3 February 2015
As foreign money chases prime agricultural assets in Australia, and local agribusinesses seek out capital, ‘sale and leaseback’ agreements are increasingly becoming a tool to achieve both objectives, according to property group Colliers International.
Under a sale and leaseback agreement, plant or property (or both) is sold under the agreement it will be rented back to the seller over a fixed term.
Olam Australia entered into a $200 million, 18 year sale and leaseback agreement with Adveq Almond Trust, and the private equity group TPG, which owns Inghams Enterprises generated $650 million by entering into a sale and leaseback of its properties.
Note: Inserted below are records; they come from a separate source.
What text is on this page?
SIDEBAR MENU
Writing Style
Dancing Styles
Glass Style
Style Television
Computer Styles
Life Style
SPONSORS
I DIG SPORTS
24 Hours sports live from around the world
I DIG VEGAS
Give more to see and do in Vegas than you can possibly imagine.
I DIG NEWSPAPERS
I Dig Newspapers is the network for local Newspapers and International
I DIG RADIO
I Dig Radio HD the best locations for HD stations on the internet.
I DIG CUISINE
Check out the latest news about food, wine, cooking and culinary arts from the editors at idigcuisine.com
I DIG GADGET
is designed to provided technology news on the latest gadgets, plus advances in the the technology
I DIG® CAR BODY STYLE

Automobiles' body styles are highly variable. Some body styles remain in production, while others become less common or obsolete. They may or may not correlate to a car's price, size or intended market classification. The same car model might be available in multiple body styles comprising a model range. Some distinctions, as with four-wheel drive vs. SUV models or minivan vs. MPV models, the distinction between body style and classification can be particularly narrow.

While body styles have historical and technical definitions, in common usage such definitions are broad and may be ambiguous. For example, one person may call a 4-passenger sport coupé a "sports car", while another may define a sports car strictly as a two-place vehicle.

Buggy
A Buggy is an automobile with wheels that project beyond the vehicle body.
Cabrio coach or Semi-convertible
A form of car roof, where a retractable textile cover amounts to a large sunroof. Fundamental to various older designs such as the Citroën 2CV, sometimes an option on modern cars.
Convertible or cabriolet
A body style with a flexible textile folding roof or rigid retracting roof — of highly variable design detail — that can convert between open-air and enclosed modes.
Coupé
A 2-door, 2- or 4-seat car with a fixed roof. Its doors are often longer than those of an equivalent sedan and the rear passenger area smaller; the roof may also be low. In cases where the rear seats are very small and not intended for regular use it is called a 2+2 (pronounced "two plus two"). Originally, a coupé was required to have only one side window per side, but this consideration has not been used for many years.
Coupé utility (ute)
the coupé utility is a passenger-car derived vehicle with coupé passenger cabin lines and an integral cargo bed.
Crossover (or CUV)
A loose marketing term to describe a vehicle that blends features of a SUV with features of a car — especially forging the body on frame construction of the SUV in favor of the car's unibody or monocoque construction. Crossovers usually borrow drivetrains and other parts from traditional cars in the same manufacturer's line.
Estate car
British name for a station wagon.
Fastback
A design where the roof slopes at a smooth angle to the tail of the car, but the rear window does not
More recently, the 415 hectare Qualco West Vineyard in South Australia’s Riverland was sold to Belvino Investments under a similar arrangement.
Colliers national director of agribusiness Tim Altschwager said these types of sales are more common in capital intensive agricultural businesses, like horticulture and irrigated agriculture.
Property sellers who have entered into these arrangements are looking for an alternative to traditional finding, such as taking on more debt, he said.
“They weigh it up, to see if those funds can be put into their current operations to get higher yields if they focus on the business side, rather than have all their capital tied up in land.”
While the sale and leaseback agreement is gathering popularity at the moment, Mr Altschwager said fluctuations in currency and interest rates as well as the value of Australian assets all have the potential to change the appetite for this type of investment.